Dalam Surat  tersebut, yang bersangkutan menyatakan berhenti sebagai Anggota KPU. “Surat pernyataan itu dilampiri dengan Surat Keputusan Partai Demokrat Nomor 01/SK/DPP.PD/VI/2010 tertanggal 17 Juni 2010,” tandas Hafiz Anshary membacakan keputusan hasil Rapat Pleno.

Andi Nurpati mengemukakan, alasan dirinya membuat surat pemberhentian itu karena dia tidak lagi memenuhi persyaratan sebagai Anggota KPU sebagaimana yang disebutkan dalam undang-undang.

Undang-Undang Nomor 22 Tahun 2007, dinyatakan bahwa syarat untuk menjadi Anggota KPU adalah tidak pernah menjadi anggota partai politik atau sekurang-kurangnya dalam waktu lima tahun tidak lagi menjadi anggota partai politik.

“Karena itu saya menyatakan berhenti sebagai Anggota KPU,” tegas Andi Nurpati yang menduduki posisi baru sebagai ketua Divisi Komunikasi Politik DPP Partai Demokrat.

KPU kemudian menetapkan pembentukan Dewan Kehormatan (DK) KPU.  Menurut Hafiz, anggota DK tersebut terdiri dari Prof.
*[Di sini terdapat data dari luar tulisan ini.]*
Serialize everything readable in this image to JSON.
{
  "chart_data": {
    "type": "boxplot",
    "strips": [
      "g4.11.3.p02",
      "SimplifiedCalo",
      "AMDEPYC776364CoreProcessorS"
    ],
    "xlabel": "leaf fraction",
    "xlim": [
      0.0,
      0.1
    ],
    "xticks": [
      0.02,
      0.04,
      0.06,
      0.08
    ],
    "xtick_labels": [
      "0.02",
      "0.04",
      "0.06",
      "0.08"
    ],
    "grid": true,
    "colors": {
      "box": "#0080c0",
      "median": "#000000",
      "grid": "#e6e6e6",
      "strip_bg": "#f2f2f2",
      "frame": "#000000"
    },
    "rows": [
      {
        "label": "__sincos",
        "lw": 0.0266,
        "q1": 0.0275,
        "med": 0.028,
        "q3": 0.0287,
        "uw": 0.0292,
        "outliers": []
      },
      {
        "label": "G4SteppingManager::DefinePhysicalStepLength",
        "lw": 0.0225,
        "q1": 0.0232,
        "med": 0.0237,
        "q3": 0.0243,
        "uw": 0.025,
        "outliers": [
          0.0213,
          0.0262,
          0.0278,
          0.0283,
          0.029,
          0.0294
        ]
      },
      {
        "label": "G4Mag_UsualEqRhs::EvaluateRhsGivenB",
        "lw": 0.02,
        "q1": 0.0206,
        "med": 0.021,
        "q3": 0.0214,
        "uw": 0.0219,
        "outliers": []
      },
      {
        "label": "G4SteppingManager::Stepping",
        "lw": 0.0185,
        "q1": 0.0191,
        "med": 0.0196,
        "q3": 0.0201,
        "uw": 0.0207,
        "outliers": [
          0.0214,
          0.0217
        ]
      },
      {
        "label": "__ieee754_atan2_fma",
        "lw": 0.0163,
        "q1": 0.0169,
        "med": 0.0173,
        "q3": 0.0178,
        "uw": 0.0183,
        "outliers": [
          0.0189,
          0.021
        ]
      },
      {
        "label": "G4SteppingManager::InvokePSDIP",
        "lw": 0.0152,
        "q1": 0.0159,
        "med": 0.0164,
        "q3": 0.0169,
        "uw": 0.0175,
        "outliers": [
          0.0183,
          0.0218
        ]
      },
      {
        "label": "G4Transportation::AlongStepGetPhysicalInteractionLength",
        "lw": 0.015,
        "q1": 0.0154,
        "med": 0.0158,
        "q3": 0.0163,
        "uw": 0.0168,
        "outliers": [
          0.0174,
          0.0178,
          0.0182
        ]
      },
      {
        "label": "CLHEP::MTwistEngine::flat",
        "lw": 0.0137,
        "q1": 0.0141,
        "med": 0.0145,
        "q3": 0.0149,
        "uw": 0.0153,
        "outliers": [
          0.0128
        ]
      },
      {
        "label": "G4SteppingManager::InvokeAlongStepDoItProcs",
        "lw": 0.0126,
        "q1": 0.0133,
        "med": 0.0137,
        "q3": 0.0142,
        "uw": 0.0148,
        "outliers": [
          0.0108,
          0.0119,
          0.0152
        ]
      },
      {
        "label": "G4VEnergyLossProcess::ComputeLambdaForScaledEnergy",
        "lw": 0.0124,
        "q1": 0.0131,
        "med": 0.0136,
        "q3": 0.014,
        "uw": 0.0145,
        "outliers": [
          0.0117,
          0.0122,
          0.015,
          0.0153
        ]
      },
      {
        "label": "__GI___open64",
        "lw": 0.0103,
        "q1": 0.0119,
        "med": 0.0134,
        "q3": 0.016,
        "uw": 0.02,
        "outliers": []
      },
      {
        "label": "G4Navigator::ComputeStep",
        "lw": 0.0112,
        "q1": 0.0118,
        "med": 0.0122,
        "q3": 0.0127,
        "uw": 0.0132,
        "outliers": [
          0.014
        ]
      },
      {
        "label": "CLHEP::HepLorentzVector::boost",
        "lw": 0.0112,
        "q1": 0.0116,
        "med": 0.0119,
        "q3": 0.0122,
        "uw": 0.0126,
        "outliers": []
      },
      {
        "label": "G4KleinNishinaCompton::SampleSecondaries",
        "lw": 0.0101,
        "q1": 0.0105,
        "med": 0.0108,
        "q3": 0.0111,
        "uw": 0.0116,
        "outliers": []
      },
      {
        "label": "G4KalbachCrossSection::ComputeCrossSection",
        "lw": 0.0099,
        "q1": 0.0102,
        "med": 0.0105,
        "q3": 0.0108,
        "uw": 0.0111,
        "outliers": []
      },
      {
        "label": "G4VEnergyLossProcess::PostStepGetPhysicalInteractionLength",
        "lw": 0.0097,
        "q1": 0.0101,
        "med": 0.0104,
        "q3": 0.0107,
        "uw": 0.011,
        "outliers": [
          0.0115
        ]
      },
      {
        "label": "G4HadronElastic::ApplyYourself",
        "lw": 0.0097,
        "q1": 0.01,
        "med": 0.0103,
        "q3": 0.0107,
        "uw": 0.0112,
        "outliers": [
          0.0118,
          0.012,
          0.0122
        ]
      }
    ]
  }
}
Dr. Jimly Asshiddiqie; Prof. Dr. Komarudin Hidayat; Prof. Dr. Ir. Syamsulbahri, MS; Dr. H. Abdul Aziz, MA dan Dra.Endang Sulastri, M.Si.

Hal itu berdasarkan ketentuan dalam Pasal 29 dan 30 Undang-Undang Nomor 22 Tahun 2007 tentang Penyelenggara Pemilu, dinyatakan bahwa proses pemberhentian Anggota KPU harus melalui Dewan Kehormatan.